Может, это и есть ответ? В Москве, на месте происшествия, сколько стояло их — в копоти и в гари, — среди испуганно-любопытной толпы. Аня пробивалась сквозь оцепление, крича: «Я жена, жена!» И повисла на руках милиционеров, не подпускавших никого к удушливо дымящим останкам «мерседеса».
«Вдова, деточка ты моя…», — прижала её к себе подоспевшая мать, стараясь заслонить копающихся среди искореженного металла людей в одежде пожарных… Острая боль пронзила живот, Аня скорчилась и погрузилась в темноту…
«А замужем тебе не бывать…» — вспомнила она, придя в себя на больничной койке, пророчество уличной нищей. Это случилось в разгар её романа с Михаилом, — выпрыгнув из автобуса, Аня нечаянно толкнула старуху, и пока собирала вывалившееся из её кошелки на мокрый асфальт тряпье, краем уха слышала злобное карканье: «Не жди счастья, бедовая. Не жди. Ни счастья, ни мужа тебе не видать»…
Может, это не досадная случайность, а самое что ни на есть пророчество? Она не послушалась, стала женой. А потом — вдовой.

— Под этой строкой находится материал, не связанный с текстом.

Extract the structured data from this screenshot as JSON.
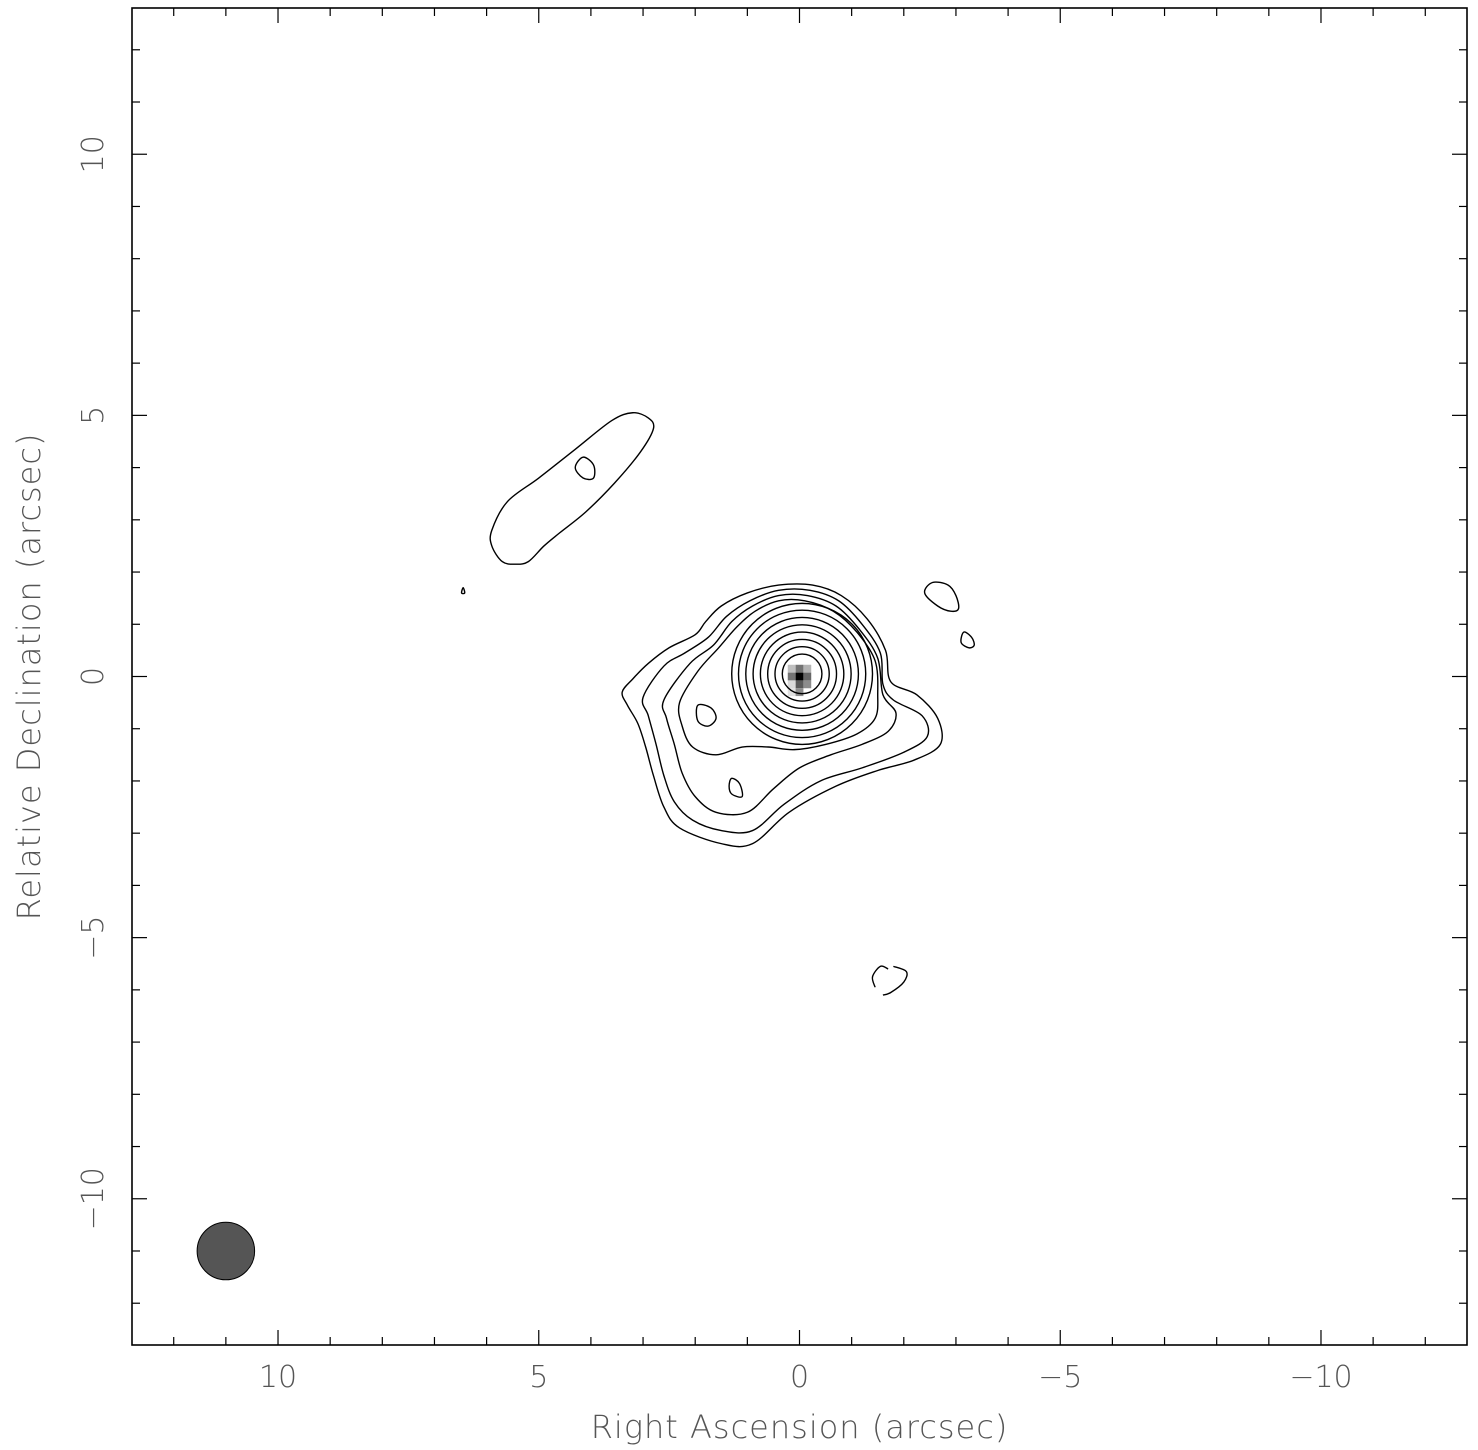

«Выходит, ошибка в свадьбе? В самом начале рокового пути?! Так вот в чем все дело! — Вдруг осенило Аню. — Я должна уйти с его дороги. Принести жертву. И тогда — все будет по-другому! Я должна разорвать замкнутый круг. Михаил явился и ушел, подавая знак свечей. Он показывал, что должна уйти из этого дома и я! Он приходил тайно — значит, не хозяин тут. А хозяин, затеявший жуткую игру — сатана!».
Она схватилась за стакан — зубы лязгнули о стекло, тело сотрясала дрожь. Быстрее… Успокоительные капли, еще… Накинула плащ, выскользнула в коридор, сбежала по лестнице в холл — яркий и пустой. Берта не сможет удержать её — она всего лишь прислуга. Но пожилая дама не появилась, а в стеклянных дверях вообще не было замка. Однако, толстые дверцы не открывались, словно намертво вросли в золоченую раму. Тогда Аня свернула в арку, за которой начинался полумрак тихих комнат. Миновала коридоры, кухню, даже в свете фонарей, падающем из окон, показавшуюся знакомой. Прошла через сумрачное полуподвальное помещение с мигающими глазками отопительной установки, толкнула едва заметную дверь — и оказалась в свежести весенней ночи, омытой мелким, сетчатым дождиком.
Это было так неожиданно и приятно, словно кто-то одобрительно погладил беглянку по голове. Теперь она и вовсе не сомневалась — размашисто шагала по дорожке, ведущей в глубь едва одетого зеленого сада. Услышала стук каблучков — и только тут поняла, что выскочила в белых туфлях на тонких высоких шпильках, приготовленных к свадебному платью. Подсвеченный фонарями сад был похож на Парк культуры, приготовленный к массовому гулянью, — даже струи в искрящемся сквозь кусты фонтане наливались попеременно рубиновым, изумрудным и сапфировым сиянием. С веток капала и, кажется даже, приятно звенела вода.